トヨタ・モーター・タイランドのウティコン・スリヤシャンタナノン上級副社長

――TMTはタイのモータースポーツについて、どんな印象をお持ちですか?

トヨタは草分けとして30年間、タイのモータースポーツを開発してきました。それは基本からはじめ、タイの新人レーサーを増やすためです。True Visions(タイのケーブルテレビ局)と手を組んでユースカートレース大会を開催。さらにトヨタジュニアカートトレーニングやトヨタレーシングスクールもつくりました。

これらのプロジェクトでレーサーとしての基本を深く学ぶことで、タイ人レーサーのスキルは高くなりました。その証拠に現在のトヨタ・チーム・タイランドのレーサーたちは国内だけでなく国際大会にいつでも出場できるメンバーがそろっています。

また、トヨタはタイのモータースポーツ界がさらに成長すると信じています。チャン・インターナショナル・サーキットやバンセーン・ストリート・サーキットなど取り囲む環境が良く、近い将来、ドライバーたちが世界レベルにたどり着く可能性があります。

カローラAltisのワンメイクレース(チャン・インターナショナル・サーキット)
ワンメイクレースの表彰式の様子。参加者は年々増えています

――日本のトヨタはクルマの開発のためにニュルブルクリンク24時間レースに出ていましたが、TMTは何のためにこの大会に出ているのですか?

カローラAltisでADAC Zurich 24 h. Nurburgringのスーパープロダクションカー3(SP3クラス)に出た目的は2つあります。1つ目はタイ国内でタイ人によって生産されたクルマの品質を証明したかったためです。それは「トヨタのクルマはどこの国で生産していても標準は同じで、レースの最後まで高レベルのパフォーマンスを発揮し、実績を出さなければならない」という会社の方針に従っています。

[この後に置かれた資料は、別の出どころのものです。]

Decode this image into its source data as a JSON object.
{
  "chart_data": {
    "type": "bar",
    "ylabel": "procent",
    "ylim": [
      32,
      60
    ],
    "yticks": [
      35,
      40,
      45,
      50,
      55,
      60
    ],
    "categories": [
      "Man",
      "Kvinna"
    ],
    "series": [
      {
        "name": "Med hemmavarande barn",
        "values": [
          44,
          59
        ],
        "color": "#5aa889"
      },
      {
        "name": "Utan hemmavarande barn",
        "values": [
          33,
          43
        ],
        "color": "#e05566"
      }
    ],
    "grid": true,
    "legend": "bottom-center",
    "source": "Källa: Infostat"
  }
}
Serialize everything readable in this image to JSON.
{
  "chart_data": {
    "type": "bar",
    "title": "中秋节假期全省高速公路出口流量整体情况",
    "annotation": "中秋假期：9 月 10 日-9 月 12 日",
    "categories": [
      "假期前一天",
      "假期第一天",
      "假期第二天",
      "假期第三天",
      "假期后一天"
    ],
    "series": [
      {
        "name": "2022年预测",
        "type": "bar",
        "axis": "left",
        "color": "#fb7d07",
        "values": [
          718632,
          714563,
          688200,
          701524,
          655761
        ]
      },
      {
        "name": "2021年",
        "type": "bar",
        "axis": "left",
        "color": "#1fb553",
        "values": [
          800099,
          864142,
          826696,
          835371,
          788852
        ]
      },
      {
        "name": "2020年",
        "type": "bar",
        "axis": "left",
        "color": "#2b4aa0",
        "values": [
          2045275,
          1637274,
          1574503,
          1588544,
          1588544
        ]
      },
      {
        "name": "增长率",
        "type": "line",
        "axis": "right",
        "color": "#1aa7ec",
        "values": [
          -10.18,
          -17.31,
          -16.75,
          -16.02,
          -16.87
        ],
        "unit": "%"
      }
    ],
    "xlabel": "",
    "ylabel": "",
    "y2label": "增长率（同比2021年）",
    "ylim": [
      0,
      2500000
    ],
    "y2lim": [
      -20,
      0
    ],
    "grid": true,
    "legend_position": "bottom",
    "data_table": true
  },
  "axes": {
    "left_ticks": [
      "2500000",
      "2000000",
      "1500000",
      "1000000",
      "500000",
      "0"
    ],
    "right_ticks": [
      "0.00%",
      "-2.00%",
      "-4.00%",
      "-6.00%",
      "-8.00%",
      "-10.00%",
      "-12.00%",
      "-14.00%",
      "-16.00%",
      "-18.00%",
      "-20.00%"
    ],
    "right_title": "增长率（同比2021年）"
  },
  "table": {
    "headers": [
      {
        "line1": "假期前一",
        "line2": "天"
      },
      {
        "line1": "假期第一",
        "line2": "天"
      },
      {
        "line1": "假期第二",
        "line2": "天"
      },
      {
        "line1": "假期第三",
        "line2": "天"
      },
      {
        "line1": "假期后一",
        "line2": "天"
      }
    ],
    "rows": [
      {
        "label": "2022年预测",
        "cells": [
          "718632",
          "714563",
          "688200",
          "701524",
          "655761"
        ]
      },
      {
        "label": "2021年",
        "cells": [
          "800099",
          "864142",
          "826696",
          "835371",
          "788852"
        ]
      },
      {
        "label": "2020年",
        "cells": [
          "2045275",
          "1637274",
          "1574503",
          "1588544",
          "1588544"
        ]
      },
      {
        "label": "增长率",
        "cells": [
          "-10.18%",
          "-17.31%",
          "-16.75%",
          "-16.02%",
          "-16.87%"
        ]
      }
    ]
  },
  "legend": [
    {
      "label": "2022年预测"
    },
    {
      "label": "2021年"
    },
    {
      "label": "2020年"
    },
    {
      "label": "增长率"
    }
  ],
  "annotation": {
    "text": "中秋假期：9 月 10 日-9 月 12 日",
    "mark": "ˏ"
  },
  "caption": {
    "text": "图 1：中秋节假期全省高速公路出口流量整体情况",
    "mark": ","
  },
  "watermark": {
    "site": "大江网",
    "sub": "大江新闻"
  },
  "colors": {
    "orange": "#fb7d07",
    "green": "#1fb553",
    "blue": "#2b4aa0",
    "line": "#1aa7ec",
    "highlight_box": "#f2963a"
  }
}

2つ目は我々のドライバーのレベルアップを徐々に図るためで、国内大会だけでなく、国際大会でも経験を積ませてきました。世界的なサーキットで行われるニュルブルクリンク24時間レースで2位と4位という好成績を残し、レースカーやドライバー、レースチームのクオリティを証明できました。

2016年のニュルブルクリンク24時間レースの様子
ニュルブルクリンク24時間レースに出場したドライバーたち

――2017年のニュルブルクリンク24時間レースに向けて一言

昨年2位と4位という好成績を残したので、今シーズンもっと頑張れば、優勝できると言っても過言ではないでしょう。

トヨタ・チーム・タイランドのニュル24時間レースをキーパーソンと振り返る

――タイのモータースポーツ界にメッセージをお願いします

TMTは30年間、タイのモータースポーツを支えてきました。さらに政府からも支援をいただき、タイのモータースポーツは成長する一方だと信じています。もっと国内に国際サーキット等を増やせば、タイ人のドライバーとレーシングチームは絶対に世界レベルにたどりつけます。近い将来にお目にかかることを願っています。

バンセーングランプリのオープニングセレモニーでスピーチするウティコン・スリヤシャンタナノン上級副社長
自らフラッグを振ってコースインするドライバーたちを送り出しました
タイモータースポーツのキーマン(左からウティコン・スリヤシャンタナノン上級副社長、TRD Thailand スティポーン社長、スラサック・ストンワン副社長)

オープニングセレモニーでは主催者をはじめとする関係者に謝意を述べつつ「トヨタのドライバーたちはしっかりとした講習を受けており、モータースポーツに興味を持つ若手の見本になるべき存在」とコメント。トヨタ・チーム・タイランドのドライバーはパドックでも注目の的で、日本同様、モータースポーツ人気を引っ張る存在のようです。

政府や地域が一体になって盛り上げを図るタイのモータースポーツ。その原動力はTMTが担っていると言っても過言ではありません。これからの発展にますます期待ですね。